I made liquid glass with CSS:)

5 pupatlas 6 6/13/2025, 2:39:36 AM liquid-glass.atlaspuplabs.com ↗

Comments (6)

pupatlas · 1d ago
Long time lurker, first time poster— be gentle :P

Was watching WWDC earlier this week, and was curious how close you could get to liquid glass in the browser. Turns out, pretty darn close. This approach is almost pure CSS, and even replicates the refraction you see in Apple's components. This was a quick and dirty "I wonder if" project, so there's pretty much no cross browser support (this only really works well in Chrome on desktop at the moment)— but if there's interest, I'm considering cleaning it up into a full-fledged react library (and adding real cross-compatibility).

Let me know what you think! :)

dtagames · 13h ago
Awesome! I'm a huge fan of advanced CSS and I knew someone would do this.

But React and frameworks in general are the past. How about a native web component, like with Lit?

pupatlas · 5h ago
I'm not sure I agree with the sentiment that "React is in the past". According to the 2024 State of JS, [it's still used by 67% of engineers](https://2024.stateofjs.com/en-US/libraries/front-end-framewo...), compared to just 4% of engineers using Lit. If I were to make a library out of this, I'd want to target the largest cohort of developers I could, so I'm not sure writing one in Lit makes a lot of sense.

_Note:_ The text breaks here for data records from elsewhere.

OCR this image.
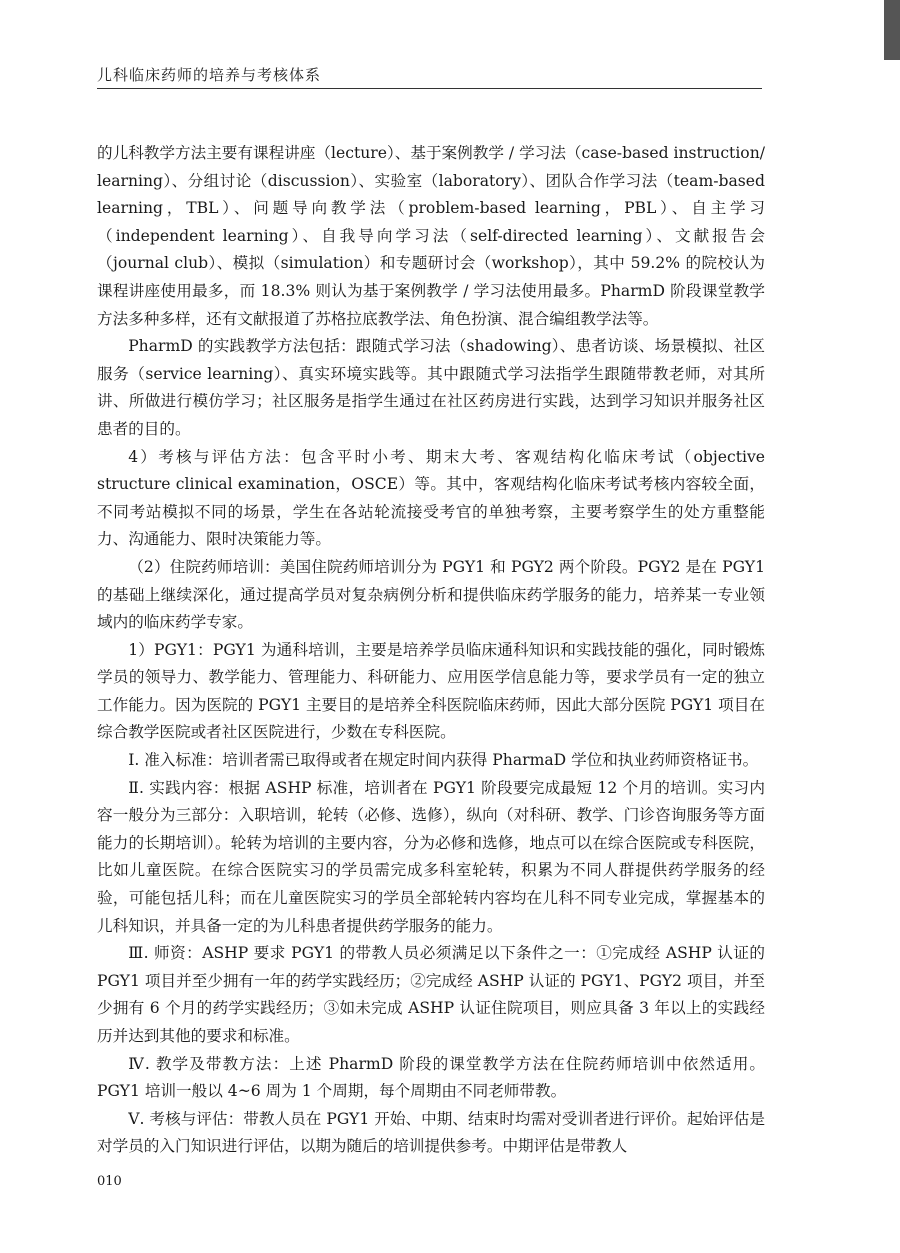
儿科临床药师的培养与考核体系

的儿科教学方法主要有课程讲座（lecture）、基于案例教学 / 学习法（case-based instruction/ learning）、分组讨论（discussion）、实验室（laboratory）、团队合作学习法（team-based learning，TBL）、问题导向教学法（problem-based learning，PBL）、自主学习（independent learning）、自我导向学习法（self-directed learning）、文献报告会（journal club）、模拟（simulation）和专题研讨会（workshop），其中 59.2% 的院校认为课程讲座使用最多，而 18.3% 则认为基于案例教学 / 学习法使用最多。PharmD 阶段课堂教学方法多种多样，还有文献报道了苏格拉底教学法、角色扮演、混合编组教学法等。

PharmD 的实践教学方法包括：跟随式学习法（shadowing）、患者访谈、场景模拟、社区服务（service learning）、真实环境实践等。其中跟随式学习法指学生跟随带教老师，对其所讲、所做进行模仿学习；社区服务是指学生通过在社区药房进行实践，达到学习知识并服务社区患者的目的。

4）考核与评估方法：包含平时小考、期末大考、客观结构化临床考试（objective structure clinical examination，OSCE）等。其中，客观结构化临床考试考核内容较全面，不同考站模拟不同的场景，学生在各站轮流接受考官的单独考察，主要考察学生的处方重整能力、沟通能力、限时决策能力等。

（2）住院药师培训：美国住院药师培训分为 PGY1 和 PGY2 两个阶段。PGY2 是在 PGY1 的基础上继续深化，通过提高学员对复杂病例分析和提供临床药学服务的能力，培养某一专业领域内的临床药学专家。

1）PGY1：PGY1 为通科培训，主要是培养学员临床通科知识和实践技能的强化，同时锻炼学员的领导力、教学能力、管理能力、科研能力、应用医学信息能力等，要求学员有一定的独立工作能力。因为医院的 PGY1 主要目的是培养全科医院临床药师，因此大部分医院 PGY1 项目在综合教学医院或者社区医院进行，少数在专科医院。

Ⅰ. 准入标准：培训者需已取得或者在规定时间内获得 PharmaD 学位和执业药师资格证书。

Ⅱ. 实践内容：根据 ASHP 标准，培训者在 PGY1 阶段要完成最短 12 个月的培训。实习内容一般分为三部分：入职培训，轮转（必修、选修），纵向（对科研、教学、门诊咨询服务等方面能力的长期培训）。轮转为培训的主要内容，分为必修和选修，地点可以在综合医院或专科医院，比如儿童医院。在综合医院实习的学员需完成多科室轮转，积累为不同人群提供药学服务的经验，可能包括儿科；而在儿童医院实习的学员全部轮转内容均在儿科不同专业完成，掌握基本的儿科知识，并具备一定的为儿科患者提供药学服务的能力。

Ⅲ. 师资：ASHP 要求 PGY1 的带教人员必须满足以下条件之一：①完成经 ASHP 认证的 PGY1 项目并至少拥有一年的药学实践经历；②完成经 ASHP 认证的 PGY1、PGY2 项目，并至少拥有 6 个月的药学实践经历；③如未完成 ASHP 认证住院项目，则应具备 3 年以上的实践经历并达到其他的要求和标准。

Ⅳ. 教学及带教方法：上述 PharmD 阶段的课堂教学方法在住院药师培训中依然适用。PGY1 培训一般以 4~6 周为 1 个周期，每个周期由不同老师带教。

Ⅴ. 考核与评估：带教人员在 PGY1 开始、中期、结束时均需对受训者进行评价。起始评估是对学员的入门知识进行评估，以期为随后的培训提供参考。中期评估是带教人

010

As for your first comment though, me too! I love abusing CSS :P

gazook89 · 23h ago
What is the browser support? I'm in Orion (webkit) and can't see any changes when moving the sliders.
pupatlas · 23h ago
Pretty much just Chrome at the moment, I'm doing some pretty wild SVG trickery to get this to work on this first pass. I'm also using Youtube as a quick moving background to show off the effect.
throwanem · 23h ago
The "this won't work in your browser" warning is too dim to be legible.